Яр болезненным усилием воли прогнал вспыхнувшее раздражение. Её трудно винить. Она не знает того, что известно ему; ей не понять…
А если бы знала – поняла бы?
– Постараюсь уложиться до осени, – он натянуто улыбнулся. Приблизился, бережно коснулся девичьей щеки. Катя не стала отстраняться. – Я всё устрою. Ладно?
– Можешь хотя бы сказать, что ты там собрался устраивать? – девушка устало прикрыла глаза и потянулась к его ладони, будто ищущий ласки зверёк. Она не против прямо сейчас прекратить скандалить, но на деле ничего не решено. И не может быть решено. – Я, знаешь… хочу представлять, что меня ждёт.

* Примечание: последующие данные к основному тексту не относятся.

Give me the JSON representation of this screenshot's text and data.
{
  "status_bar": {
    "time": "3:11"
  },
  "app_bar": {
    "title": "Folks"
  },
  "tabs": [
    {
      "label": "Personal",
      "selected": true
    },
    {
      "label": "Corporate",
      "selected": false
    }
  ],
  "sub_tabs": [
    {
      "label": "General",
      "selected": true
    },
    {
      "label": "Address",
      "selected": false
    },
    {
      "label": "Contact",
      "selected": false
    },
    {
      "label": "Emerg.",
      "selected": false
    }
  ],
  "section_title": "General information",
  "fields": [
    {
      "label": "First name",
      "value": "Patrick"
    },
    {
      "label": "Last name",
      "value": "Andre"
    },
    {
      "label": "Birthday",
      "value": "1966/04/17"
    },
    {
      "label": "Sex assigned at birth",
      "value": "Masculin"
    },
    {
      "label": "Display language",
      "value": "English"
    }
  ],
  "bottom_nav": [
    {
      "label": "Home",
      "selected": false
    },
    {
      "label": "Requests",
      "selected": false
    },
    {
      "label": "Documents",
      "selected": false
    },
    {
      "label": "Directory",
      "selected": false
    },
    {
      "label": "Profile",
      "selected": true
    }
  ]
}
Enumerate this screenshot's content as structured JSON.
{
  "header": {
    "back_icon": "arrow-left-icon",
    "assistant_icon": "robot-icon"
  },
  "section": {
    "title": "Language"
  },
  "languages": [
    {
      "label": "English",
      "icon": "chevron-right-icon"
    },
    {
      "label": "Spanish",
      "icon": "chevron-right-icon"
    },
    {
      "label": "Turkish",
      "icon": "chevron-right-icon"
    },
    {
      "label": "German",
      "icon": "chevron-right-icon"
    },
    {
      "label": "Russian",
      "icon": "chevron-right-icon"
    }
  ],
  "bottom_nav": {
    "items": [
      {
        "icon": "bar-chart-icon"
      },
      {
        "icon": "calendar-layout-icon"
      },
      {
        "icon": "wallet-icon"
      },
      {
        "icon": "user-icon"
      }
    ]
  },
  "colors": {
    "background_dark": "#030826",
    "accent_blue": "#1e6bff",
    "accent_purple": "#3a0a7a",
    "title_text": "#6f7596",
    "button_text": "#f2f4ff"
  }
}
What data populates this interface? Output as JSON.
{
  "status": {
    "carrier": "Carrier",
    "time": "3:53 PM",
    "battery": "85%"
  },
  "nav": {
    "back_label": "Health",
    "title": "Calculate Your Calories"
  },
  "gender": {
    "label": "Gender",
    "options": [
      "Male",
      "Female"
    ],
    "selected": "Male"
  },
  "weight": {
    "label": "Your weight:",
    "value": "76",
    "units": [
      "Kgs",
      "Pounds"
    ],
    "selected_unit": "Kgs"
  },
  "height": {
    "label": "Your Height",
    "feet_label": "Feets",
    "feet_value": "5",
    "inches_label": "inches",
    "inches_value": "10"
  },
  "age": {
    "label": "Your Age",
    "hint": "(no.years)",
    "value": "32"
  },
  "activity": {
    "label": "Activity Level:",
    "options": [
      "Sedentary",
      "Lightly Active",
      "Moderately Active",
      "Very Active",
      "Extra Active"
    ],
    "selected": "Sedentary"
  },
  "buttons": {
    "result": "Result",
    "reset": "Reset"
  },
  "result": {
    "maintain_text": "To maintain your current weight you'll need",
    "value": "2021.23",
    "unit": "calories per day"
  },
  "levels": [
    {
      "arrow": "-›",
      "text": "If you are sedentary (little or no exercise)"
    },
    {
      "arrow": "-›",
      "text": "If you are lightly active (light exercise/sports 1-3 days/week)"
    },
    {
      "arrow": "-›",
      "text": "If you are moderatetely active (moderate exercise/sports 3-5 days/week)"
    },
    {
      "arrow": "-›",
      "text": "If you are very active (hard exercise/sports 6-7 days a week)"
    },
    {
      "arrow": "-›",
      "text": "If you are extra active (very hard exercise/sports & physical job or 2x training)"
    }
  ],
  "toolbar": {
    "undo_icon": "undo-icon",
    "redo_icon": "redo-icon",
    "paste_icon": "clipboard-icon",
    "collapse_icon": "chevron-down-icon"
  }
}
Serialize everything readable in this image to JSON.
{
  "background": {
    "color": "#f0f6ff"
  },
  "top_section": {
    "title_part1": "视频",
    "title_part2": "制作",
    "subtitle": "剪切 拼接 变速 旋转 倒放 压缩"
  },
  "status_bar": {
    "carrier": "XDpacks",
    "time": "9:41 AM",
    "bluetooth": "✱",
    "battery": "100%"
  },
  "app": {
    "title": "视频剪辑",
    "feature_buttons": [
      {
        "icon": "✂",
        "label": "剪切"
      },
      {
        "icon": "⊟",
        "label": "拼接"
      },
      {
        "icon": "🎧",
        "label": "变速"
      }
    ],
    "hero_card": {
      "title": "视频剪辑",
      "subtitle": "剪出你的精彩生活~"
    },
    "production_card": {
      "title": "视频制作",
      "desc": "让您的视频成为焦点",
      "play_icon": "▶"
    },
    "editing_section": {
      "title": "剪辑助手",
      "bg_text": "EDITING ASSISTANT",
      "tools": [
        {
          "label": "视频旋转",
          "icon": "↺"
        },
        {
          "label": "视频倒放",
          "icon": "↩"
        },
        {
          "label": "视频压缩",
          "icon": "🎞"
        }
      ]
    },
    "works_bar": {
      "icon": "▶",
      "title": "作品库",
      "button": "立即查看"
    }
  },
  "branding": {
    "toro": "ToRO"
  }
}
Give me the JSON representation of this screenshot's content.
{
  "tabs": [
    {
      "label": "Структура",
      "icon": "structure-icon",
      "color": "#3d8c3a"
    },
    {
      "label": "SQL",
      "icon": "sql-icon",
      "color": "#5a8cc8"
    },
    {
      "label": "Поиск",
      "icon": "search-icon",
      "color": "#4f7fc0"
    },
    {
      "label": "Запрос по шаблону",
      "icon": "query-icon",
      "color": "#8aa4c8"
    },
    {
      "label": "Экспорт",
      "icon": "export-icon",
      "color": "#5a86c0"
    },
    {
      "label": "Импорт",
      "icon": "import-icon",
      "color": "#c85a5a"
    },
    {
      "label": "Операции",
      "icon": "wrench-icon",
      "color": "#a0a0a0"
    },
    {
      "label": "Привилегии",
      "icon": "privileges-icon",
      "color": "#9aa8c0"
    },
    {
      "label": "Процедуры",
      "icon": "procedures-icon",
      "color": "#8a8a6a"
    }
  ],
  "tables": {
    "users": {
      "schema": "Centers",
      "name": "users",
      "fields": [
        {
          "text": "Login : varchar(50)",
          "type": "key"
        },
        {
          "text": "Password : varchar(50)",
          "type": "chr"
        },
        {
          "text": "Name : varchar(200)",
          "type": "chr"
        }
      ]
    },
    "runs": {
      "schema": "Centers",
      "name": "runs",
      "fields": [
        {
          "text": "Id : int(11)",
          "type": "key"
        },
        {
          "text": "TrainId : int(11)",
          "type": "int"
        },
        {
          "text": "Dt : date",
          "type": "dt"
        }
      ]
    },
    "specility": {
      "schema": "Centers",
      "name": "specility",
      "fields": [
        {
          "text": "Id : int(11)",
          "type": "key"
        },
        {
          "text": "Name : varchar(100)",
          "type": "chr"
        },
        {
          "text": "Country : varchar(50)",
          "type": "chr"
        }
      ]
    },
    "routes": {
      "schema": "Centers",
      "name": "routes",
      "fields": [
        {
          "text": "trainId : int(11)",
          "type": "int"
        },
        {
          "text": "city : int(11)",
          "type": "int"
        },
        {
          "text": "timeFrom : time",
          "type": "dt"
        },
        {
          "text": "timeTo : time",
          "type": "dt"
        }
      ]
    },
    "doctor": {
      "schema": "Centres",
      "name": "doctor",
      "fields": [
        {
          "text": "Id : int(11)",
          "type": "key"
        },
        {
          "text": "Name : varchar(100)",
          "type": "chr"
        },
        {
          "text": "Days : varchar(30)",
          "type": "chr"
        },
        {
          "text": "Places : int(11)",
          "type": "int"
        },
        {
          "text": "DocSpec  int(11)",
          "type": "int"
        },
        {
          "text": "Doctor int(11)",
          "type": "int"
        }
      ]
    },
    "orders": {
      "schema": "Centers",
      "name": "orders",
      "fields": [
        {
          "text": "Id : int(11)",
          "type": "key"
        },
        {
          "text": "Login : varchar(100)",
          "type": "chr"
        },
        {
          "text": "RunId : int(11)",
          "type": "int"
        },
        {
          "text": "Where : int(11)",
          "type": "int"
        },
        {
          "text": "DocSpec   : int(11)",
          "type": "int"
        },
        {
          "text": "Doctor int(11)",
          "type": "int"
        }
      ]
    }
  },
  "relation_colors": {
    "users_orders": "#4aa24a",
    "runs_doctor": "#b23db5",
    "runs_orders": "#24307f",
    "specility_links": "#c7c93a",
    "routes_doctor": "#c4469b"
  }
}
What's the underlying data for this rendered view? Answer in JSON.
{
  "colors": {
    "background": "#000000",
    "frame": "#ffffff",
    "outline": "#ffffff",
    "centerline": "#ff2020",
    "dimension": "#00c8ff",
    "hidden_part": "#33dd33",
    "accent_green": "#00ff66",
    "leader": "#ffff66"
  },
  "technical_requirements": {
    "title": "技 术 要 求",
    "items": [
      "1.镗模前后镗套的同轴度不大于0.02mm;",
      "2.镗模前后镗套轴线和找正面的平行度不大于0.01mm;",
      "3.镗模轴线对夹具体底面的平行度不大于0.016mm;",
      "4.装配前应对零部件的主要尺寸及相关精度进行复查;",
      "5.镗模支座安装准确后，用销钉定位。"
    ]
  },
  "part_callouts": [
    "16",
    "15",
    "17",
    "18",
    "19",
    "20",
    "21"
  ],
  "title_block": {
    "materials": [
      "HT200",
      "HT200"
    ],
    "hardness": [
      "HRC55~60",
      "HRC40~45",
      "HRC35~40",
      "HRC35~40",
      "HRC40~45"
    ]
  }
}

Разлука. Такая же неизбежная, как дожди по весне. Рано или поздно ему придётся вновь уйти через границу – если не из собственного желания, то по зову долга. А ей даже нельзя будет знать, что на самом деле случилось.
Яру впервые пришло в голову, что связавшая их хрупкая нить не так дорога ему, как казалось до этой ночи.
XXXV. Обыденное безумие
Стопку истрёпанных бумаг венчала сложенная на середине газета. Толстосум Оленин, хозяин нескольких колдовских цехов и сети аптек в столице и близлежащих регионах, грозно взирал с фотографии на угрюмых безопасников, словно вопрошая взглядом: доколе? Статья, со всех сторон обтекавшая благородный лик, обрушивала хлёсткую критику на Управу, на Магсовет и на действующий закон. Оленин развешивал собак торжественно и педантично, не обходя вниманием ни рядовых исполнителей, ни начальников, ни депутатов. И ещё он требовал. Пересмотреть статьи о секретности. Ввести чётко определённое понятие самозащиты. Освободить граждан от неусыпного контроля… Полностью осознавая бессмысленность своего поступка, Верховский перевернул газету наглой рожей вниз.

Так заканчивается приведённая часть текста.